The current health care system around the world seems to be quite complicated. Its lack of coherency and the existence of some inexplicable processes makes it challenging for doctors to offer their patients the best care. Eventually, these factors negatively affect the care that doctors deliver.
These challenges have made medical professionals strive relentlessly as they try to coordinate health care in an infrastructure that is barely designed for it. Physicians and their staff throughout the world struggle attempting to coordinate care via antiquated strategies. Some of the antiquated methods are achieved by fax, courier, face-to-face, or phone.
In the medical field, it is mostly a matter of life and death and communication is important. However, doctors must deal with these sometimes unreliable methods that may lead to dangerous miscommunication.
For example, the situation in the US serves as a perfect case study of health care coordination hiccups. This case reveals that even the high-income countries that may have the highest standards of living also face challenges in the health sector. In such countries, 1 out of every 4 patients gets referred to specialists who primarily rely on data given to them by the referring physicians. The specialists use this data to diagnose and treat the patients.
Studies show that up to 70% of specialists rate the data and information they get from other physicians as fair or poor. That miscommunication between caregivers accounts for up to 80% of serious medical errors. Moreover, some of the medical diagnostic results and medical records usually get lost somewhere in the transferring process.
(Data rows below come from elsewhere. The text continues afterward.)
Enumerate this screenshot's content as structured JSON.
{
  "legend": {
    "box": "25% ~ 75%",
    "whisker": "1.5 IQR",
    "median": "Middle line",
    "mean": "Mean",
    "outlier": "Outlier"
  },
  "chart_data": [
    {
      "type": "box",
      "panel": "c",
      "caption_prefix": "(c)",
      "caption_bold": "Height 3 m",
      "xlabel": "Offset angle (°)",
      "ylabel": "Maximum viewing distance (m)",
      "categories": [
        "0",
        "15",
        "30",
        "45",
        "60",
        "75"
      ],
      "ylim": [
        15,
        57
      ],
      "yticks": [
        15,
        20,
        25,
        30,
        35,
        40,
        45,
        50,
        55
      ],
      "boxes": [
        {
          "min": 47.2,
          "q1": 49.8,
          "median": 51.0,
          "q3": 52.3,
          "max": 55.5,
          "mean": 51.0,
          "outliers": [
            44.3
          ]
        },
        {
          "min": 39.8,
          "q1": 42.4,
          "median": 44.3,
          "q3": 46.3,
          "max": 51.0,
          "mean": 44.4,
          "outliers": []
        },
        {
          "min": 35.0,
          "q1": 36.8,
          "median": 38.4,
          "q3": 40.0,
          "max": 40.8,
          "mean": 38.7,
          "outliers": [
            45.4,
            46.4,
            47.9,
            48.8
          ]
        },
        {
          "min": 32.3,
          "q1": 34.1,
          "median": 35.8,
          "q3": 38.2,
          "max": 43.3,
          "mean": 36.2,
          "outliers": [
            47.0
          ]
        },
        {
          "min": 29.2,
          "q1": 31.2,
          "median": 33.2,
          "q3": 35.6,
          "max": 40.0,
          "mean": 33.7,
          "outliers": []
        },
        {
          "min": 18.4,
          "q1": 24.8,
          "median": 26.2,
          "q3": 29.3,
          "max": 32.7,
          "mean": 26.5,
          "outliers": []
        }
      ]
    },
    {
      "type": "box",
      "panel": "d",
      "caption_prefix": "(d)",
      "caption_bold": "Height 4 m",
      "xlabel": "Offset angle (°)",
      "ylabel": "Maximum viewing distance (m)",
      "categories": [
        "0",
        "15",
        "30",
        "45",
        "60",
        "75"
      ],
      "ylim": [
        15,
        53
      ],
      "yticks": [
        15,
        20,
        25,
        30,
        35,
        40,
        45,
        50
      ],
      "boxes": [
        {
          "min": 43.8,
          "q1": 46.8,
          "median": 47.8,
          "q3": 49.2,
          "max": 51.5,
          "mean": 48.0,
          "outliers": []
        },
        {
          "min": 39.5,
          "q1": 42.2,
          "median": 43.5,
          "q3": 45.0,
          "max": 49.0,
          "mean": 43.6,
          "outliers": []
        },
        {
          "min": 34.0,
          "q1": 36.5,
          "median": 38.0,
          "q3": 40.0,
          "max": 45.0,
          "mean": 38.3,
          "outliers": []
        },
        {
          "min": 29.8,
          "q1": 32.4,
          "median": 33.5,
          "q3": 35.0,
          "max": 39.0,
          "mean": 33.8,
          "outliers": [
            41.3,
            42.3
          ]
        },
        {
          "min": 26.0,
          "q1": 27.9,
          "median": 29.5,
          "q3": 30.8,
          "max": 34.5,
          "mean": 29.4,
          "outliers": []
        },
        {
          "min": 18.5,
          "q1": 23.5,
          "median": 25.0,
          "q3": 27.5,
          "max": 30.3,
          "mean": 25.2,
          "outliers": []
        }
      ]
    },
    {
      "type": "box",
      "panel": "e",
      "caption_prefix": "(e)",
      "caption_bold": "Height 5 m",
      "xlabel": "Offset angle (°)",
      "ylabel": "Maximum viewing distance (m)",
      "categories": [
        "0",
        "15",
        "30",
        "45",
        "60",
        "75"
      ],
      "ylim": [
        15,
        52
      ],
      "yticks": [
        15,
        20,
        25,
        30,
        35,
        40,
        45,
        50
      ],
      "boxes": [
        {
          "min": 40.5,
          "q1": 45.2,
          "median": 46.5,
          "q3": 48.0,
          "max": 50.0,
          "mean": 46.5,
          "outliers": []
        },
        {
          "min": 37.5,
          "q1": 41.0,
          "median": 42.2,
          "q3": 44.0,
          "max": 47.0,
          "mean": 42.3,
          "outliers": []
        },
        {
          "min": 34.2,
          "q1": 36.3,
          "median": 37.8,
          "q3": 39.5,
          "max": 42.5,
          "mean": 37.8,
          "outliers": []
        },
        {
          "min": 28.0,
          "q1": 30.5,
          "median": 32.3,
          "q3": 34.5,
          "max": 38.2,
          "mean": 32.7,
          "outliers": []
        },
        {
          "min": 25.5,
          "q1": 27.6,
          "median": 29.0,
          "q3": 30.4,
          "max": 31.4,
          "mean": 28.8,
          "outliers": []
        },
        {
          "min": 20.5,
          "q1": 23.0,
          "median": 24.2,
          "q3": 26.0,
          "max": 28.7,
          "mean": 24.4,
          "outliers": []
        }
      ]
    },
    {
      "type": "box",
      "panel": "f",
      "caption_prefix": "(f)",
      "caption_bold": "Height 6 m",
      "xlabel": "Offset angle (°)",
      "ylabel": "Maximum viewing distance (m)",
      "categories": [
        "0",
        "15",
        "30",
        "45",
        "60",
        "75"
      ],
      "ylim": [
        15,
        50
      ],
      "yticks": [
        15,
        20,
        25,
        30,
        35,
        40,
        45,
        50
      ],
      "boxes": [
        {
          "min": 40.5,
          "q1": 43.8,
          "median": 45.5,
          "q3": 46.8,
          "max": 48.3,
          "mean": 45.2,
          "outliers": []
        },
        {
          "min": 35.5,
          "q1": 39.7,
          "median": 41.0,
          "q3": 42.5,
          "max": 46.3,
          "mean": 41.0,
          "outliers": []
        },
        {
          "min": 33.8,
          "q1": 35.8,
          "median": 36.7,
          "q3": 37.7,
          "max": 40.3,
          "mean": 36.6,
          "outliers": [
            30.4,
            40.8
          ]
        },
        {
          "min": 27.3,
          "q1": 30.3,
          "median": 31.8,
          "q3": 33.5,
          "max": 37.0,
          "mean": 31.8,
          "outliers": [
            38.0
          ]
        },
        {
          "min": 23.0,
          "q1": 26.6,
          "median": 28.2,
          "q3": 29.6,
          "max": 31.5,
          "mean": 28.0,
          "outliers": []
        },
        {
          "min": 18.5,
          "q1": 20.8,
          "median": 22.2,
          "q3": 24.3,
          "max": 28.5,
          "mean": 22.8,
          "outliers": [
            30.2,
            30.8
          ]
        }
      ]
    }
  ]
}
Some information is lost either during the transfer from the labs to providers and the external practices. Other information may be lost within the hospital departments. All these data losses result in the inability of the involved parties to coordinate and dispense punctual and accurate medical care from the service providers.
In the case of the patients, this constant lack of care coordination leaves them contending with poor continuity of care. Also, lack of communication among the care providers subjects the patients to delayed diagnoses, unnecessary testing, inappropriate treatments, and preventable injuries or death.
Lack of coordinated care also makes it hard for patients to follow ethical treatment plans. This takes a major toll on individuals with chronic conditions needing complex care plans, continuous communication and monitoring. When service providers cannot guarantee that patients can understand and follow all care plans, patients will rarely follow the plans on their own.
Thus, poor communication may cause 20–30% of prescriptions for chronic health conditions never being filled. In some cases, half of the prescriptions may not be taken as prescribed.
The costs associated with poor coordination was about $25–$45 billion a year in the United States alone in 2011. That amount continues to rise with Americans spending $3.65 trillion on health care in 2018. The amount translates to $11,212 per person according to data from the Organization for Economic Co-operation and Development. The data reveals:
The average life expectancy in the United States is about three years shorter compared to the other high-income countries. Also, the level of health care spending in all sectors of America is the highest worldwide by far. Nevertheless, high spending has not translated into the best health outcomes.
Finally, infant mortality is high standing at 5.8 deaths per 1,000 live births compared to 3.6 per 1,000 in the rest of the developed nations. Thus, throwing more money at the challenge of poor patients coordination seems not to be the solution.
How Blockchain Will Change Health Care Delivery
The blockchain technology can make it easier to bring patients in the center of health care. Also, it can make health care more affordable, user-friendly, and accessible for all. The technology’s value comes mainly from its underlying characteristics as a store of immutable data that supports collaboration with instantaneous and secure information sharing.
Due to these qualities and characteristics, care coordination on a blockchain network can enhance control of health care. It can put health care services firmly into the hands of the patients and their caregivers. Hence, it will lead to fast care delivery and improved health care outcomes.
The ideal blockchain-based care coordination model can create a functional channel. That channel can link patients, care coordinators, family members, care providers, and other permissioned parties. All the involved entities and individuals can then coordinate care punctually. Moreover, the blockchain system can synchronize everyone involved in a patient’s health care journey.
A blockchain-based care coordination at its standard level allows authorized parties to quickly and readily access medical data whenever and wherever they need to guarantee timely health care service delivery. All the parties can access the data they need at any given time without needing disclosure of the information by a separate entity.
Information is available instantly and updated for everyone to see as soon as any changes are made by any user. Blockchain’s decentralized nature guarantees traceability, accountability, and transparency in the storage and retrieval of patients’ medical data. That, in turn, will simplify the planning and execution processes involved in health care service delivery.